Out in the audience, Wyatt sidles up to Tallis and asks him if he might be willing to set one of Wyatt’s poems to music. Tallis says he’d be honored and asks if he has one ready. Tallis answers that he’s working on one.
Francis’s son, the Duke d’Orleans, is brought forward to meet Wolsey, and he expresses quite a bit of enthusiasm over his engagement to Princess Mary. Looks like he’s more into the ladies than his brother was.
Wyatt moves on to More and observes he doesn’t seem to be a big fan of the French. More says he doesn’t mind them, it’s just that they’re so very…French. He delivers that with a disgusted sneer that’s very, well, English.
As ladies-in-waiting help Katherine dress for bed, she asks Anne if any letters came for her. Anne says no and goes to leave, but Katherine calls for her to stop. Katherine informs Anne that she knows what’s going on between her and the king (see? Katherine knows—so why doesn’t Wolsey?) and warns her not to try to take Henry away. Katherine tells Anne that Henry can’t really give Anne his heart because Katherine has it. Yeah, Kate, he really seems devoted to you. Anne just curtsies and leaves.
Cromwell brings Henry letters from Wolsey and news that the pope has escaped from the emperor by disguising himself as an old man and walking right out of his prison. He’s now hiding out in a small town elsewhere in Italy. This news makes Henry pretty happy, and he remarks that it would now be possible to send the pope a message. Cromwell acknowledges that this is true. Henry asks him how he knows all this, guessing it’s from Wolsey, and Cromwell explains that he has his own sources of information. Henry asks Cromwell if he knows someone who could carry the message to the pope, and Cromwell says he does. Henry tells him to fetch the man.

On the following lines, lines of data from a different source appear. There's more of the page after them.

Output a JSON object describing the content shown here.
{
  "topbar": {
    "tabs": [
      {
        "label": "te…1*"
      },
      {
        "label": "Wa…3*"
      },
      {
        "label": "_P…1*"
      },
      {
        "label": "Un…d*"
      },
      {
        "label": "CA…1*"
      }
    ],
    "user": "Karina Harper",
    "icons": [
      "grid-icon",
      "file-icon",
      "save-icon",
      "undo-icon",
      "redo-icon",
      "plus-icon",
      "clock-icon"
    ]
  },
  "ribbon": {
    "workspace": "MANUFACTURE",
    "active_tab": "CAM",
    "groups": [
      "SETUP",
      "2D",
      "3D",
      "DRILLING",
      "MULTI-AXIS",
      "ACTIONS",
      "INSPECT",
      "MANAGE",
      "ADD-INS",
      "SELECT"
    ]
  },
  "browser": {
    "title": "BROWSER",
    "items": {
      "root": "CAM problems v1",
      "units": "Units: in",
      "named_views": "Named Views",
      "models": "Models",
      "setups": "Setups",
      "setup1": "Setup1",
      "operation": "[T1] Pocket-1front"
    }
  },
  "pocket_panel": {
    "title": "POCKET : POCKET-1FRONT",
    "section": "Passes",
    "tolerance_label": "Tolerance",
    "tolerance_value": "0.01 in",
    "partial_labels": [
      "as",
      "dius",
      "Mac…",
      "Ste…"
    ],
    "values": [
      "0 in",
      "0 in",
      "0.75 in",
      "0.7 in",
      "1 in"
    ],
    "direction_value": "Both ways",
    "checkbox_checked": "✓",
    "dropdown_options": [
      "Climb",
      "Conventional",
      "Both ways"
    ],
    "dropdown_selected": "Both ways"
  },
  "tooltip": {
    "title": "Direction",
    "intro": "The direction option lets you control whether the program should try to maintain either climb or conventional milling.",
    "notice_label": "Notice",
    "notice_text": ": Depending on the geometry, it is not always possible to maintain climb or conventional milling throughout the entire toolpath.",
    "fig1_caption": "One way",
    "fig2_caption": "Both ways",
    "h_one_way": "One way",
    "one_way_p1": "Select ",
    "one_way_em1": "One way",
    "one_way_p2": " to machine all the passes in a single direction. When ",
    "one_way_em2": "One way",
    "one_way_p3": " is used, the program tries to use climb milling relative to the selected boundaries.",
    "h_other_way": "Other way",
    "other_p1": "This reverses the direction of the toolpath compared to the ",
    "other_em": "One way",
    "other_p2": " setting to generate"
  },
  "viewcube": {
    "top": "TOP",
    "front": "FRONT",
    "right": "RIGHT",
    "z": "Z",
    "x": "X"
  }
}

Thomas Boleyn is hard at work going over Wolsey’s books. Looks like something is rotten in the Archbishopric of York.
Henry kills some time playing cards with Compton, and losing to Compton’s two queens (oh, ha ha, show). Henry, of course, sulks and is a bad loser, whining that he hates cards and his court and everything in the whole wide world! Compton suggests they ditch court for a bit and go hunting. Henry agrees, but says Brandon can’t come along. Compton tries to intervene on Charles’s behalf, but Henry won’t have it, because Brandon insulted him by not asking permission to marry Margaret. From what we saw of Brandon’s and Margaret’s homelife last week, I think he’s being punished enough, not that Henry would care. Henry finishes up by saying that Brandon isn’t banished forever, just as long as he breathes. Compton chuckles like this is actually a clever thing to say, and he and Henry take off. Somewhere along the way, Henry collects Anne and they all go to Compton’s for a picnic. Anne’s riding behind Henry on his horse on the little road trip, while Compton sulkily follows, and Henry tells him things are clearly not as they used to be. Just in case we weren’t sure. Oh, and by the way, Anne and Henry are matching again. Both are wearing imperial purple.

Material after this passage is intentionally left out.